The same dynamic applies when hiring SEO analysts. The more skills that you want your applicants to have, the smaller the pool of potential candidates becomes, and the higher the chance that you’ll have to pay more to hire an SEM analyst.

Earlier, we showed how SEM analysts can have an annual salary from $47,000 to $96,000. Location has a lot to do with that, but so can the requirements of the job.

If you’re able to train a potential SEM analyst in the skills that they are lacking, then you might be able to pay them a little less and mold them into the complete marketer that you need.

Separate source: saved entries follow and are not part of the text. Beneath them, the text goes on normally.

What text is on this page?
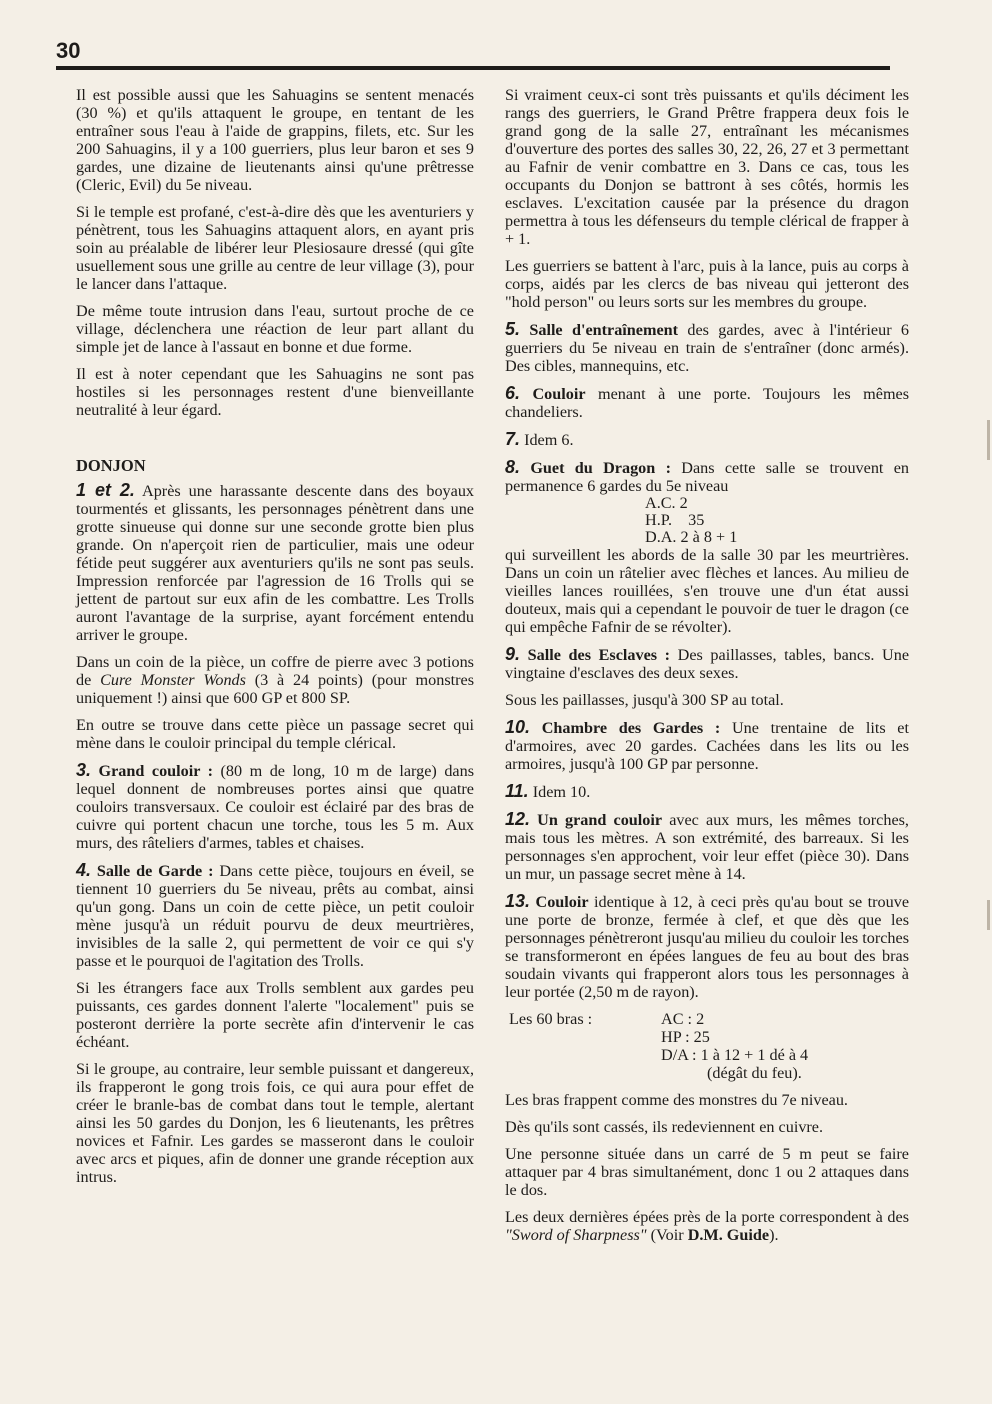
30

Il est possible aussi que les Sahuagins se sentent menacés (30 %) et qu'ils attaquent le groupe, en tentant de les entraîner sous l'eau à l'aide de grappins, filets, etc. Sur les 200 Sahuagins, il y a 100 guerriers, plus leur baron et ses 9 gardes, une dizaine de lieutenants ainsi qu'une prêtresse (Cleric, Evil) du 5e niveau.

Si le temple est profané, c'est-à-dire dès que les aventuriers y pénètrent, tous les Sahuagins attaquent alors, en ayant pris soin au préalable de libérer leur Plesiosaure dressé (qui gîte usuellement sous une grille au centre de leur village (3), pour le lancer dans l'attaque.

De même toute intrusion dans l'eau, surtout proche de ce village, déclenchera une réaction de leur part allant du simple jet de lance à l'assaut en bonne et due forme.

Il est à noter cependant que les Sahuagins ne sont pas hostiles si les personnages restent d'une bienveillante neutralité à leur égard.

DONJON

1 et 2. Après une harassante descente dans des boyaux tourmentés et glissants, les personnages pénètrent dans une grotte sinueuse qui donne sur une seconde grotte bien plus grande. On n'aperçoit rien de particulier, mais une odeur fétide peut suggérer aux aventuriers qu'ils ne sont pas seuls. Impression renforcée par l'agression de 16 Trolls qui se jettent de partout sur eux afin de les combattre. Les Trolls auront l'avantage de la surprise, ayant forcément entendu arriver le groupe.

Dans un coin de la pièce, un coffre de pierre avec 3 potions de Cure Monster Wonds (3 à 24 points) (pour monstres uniquement !) ainsi que 600 GP et 800 SP.

En outre se trouve dans cette pièce un passage secret qui mène dans le couloir principal du temple clérical.

3. Grand couloir : (80 m de long, 10 m de large) dans lequel donnent de nombreuses portes ainsi que quatre couloirs transversaux. Ce couloir est éclairé par des bras de cuivre qui portent chacun une torche, tous les 5 m. Aux murs, des râteliers d'armes, tables et chaises.

4. Salle de Garde : Dans cette pièce, toujours en éveil, se tiennent 10 guerriers du 5e niveau, prêts au combat, ainsi qu'un gong. Dans un coin de cette pièce, un petit couloir mène jusqu'à un réduit pourvu de deux meurtrières, invisibles de la salle 2, qui permettent de voir ce qui s'y passe et le pourquoi de l'agitation des Trolls.

Si les étrangers face aux Trolls semblent aux gardes peu puissants, ces gardes donnent l'alerte "localement" puis se posteront derrière la porte secrète afin d'intervenir le cas échéant.

Si le groupe, au contraire, leur semble puissant et dangereux, ils frapperont le gong trois fois, ce qui aura pour effet de créer le branle-bas de combat dans tout le temple, alertant ainsi les 50 gardes du Donjon, les 6 lieutenants, les prêtres novices et Fafnir. Les gardes se masseront dans le couloir avec arcs et piques, afin de donner une grande réception aux intrus.

Si vraiment ceux-ci sont très puissants et qu'ils déciment les rangs des guerriers, le Grand Prêtre frappera deux fois le grand gong de la salle 27, entraînant les mécanismes d'ouverture des portes des salles 30, 22, 26, 27 et 3 permettant au Fafnir de venir combattre en 3. Dans ce cas, tous les occupants du Donjon se battront à ses côtés, hormis les esclaves. L'excitation causée par la présence du dragon permettra à tous les défenseurs du temple clérical de frapper à + 1.

Les guerriers se battent à l'arc, puis à la lance, puis au corps à corps, aidés par les clercs de bas niveau qui jetteront des "hold person" ou leurs sorts sur les membres du groupe.

5. Salle d'entraînement des gardes, avec à l'intérieur 6 guerriers du 5e niveau en train de s'entraîner (donc armés). Des cibles, mannequins, etc.

6. Couloir menant à une porte. Toujours les mêmes chandeliers.

7. Idem 6.

8. Guet du Dragon : Dans cette salle se trouvent en permanence 6 gardes du 5e niveau

A.C. 2
H.P.    35
D.A. 2 à 8 + 1

qui surveillent les abords de la salle 30 par les meurtrières. Dans un coin un râtelier avec flèches et lances. Au milieu de vieilles lances rouillées, s'en trouve une d'un état aussi douteux, mais qui a cependant le pouvoir de tuer le dragon (ce qui empêche Fafnir de se révolter).

9. Salle des Esclaves : Des paillasses, tables, bancs. Une vingtaine d'esclaves des deux sexes.

Sous les paillasses, jusqu'à 300 SP au total.

10. Chambre des Gardes : Une trentaine de lits et d'armoires, avec 20 gardes. Cachées dans les lits ou les armoires, jusqu'à 100 GP par personne.

11. Idem 10.

12. Un grand couloir avec aux murs, les mêmes torches, mais tous les mètres. A son extrémité, des barreaux. Si les personnages s'en approchent, voir leur effet (pièce 30). Dans un mur, un passage secret mène à 14.

13. Couloir identique à 12, à ceci près qu'au bout se trouve une porte de bronze, fermée à clef, et que dès que les personnages pénètreront jusqu'au milieu du couloir les torches se transformeront en épées langues de feu au bout des bras soudain vivants qui frapperont alors tous les personnages à leur portée (2,50 m de rayon).

Les 60 bras :	AC : 2
HP : 25
D/A : 1 à 12 + 1 dé à 4
(dégât du feu).

Les bras frappent comme des monstres du 7e niveau.

Dès qu'ils sont cassés, ils redeviennent en cuivre.

Une personne située dans un carré de 5 m peut se faire attaquer par 4 bras simultanément, donc 1 ou 2 attaques dans le dos.

Les deux dernières épées près de la porte correspondent à des "Sword of Sharpness" (Voir D.M. Guide).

If You Don’t Have Time to Recruit and Train a New Employee

As mentioned earlier, another cost-effective option is to hire an eCommerce-focused agency with a team of professionals already trained in all the skills you might need to improve results for your site.

This lets you tap into an existing team of professionals—without having to worry about training a new employee on new skills.

The cost of hiring an agency will vary considerably based on your specific needs and goals, but in many cases the agency option can be a more cost-effective solution.


Here are our biggest takeaways:

  • Experienced SEM and SEO marketers, especially those with eCommerce specific knowledge, are more expensive but may provide more value dollar-for-dollar.
  • In general, more expensive cities require you to pay slightly more for the same position. However, there are several factors in play as some cities have an average salary that is higher than the average salary of more expensive cities.
  • Hiring a marketing agency is often a cost-effective way to get the SEO and SEM results you’re looking for, without having to recruit, hire, and train a new employee.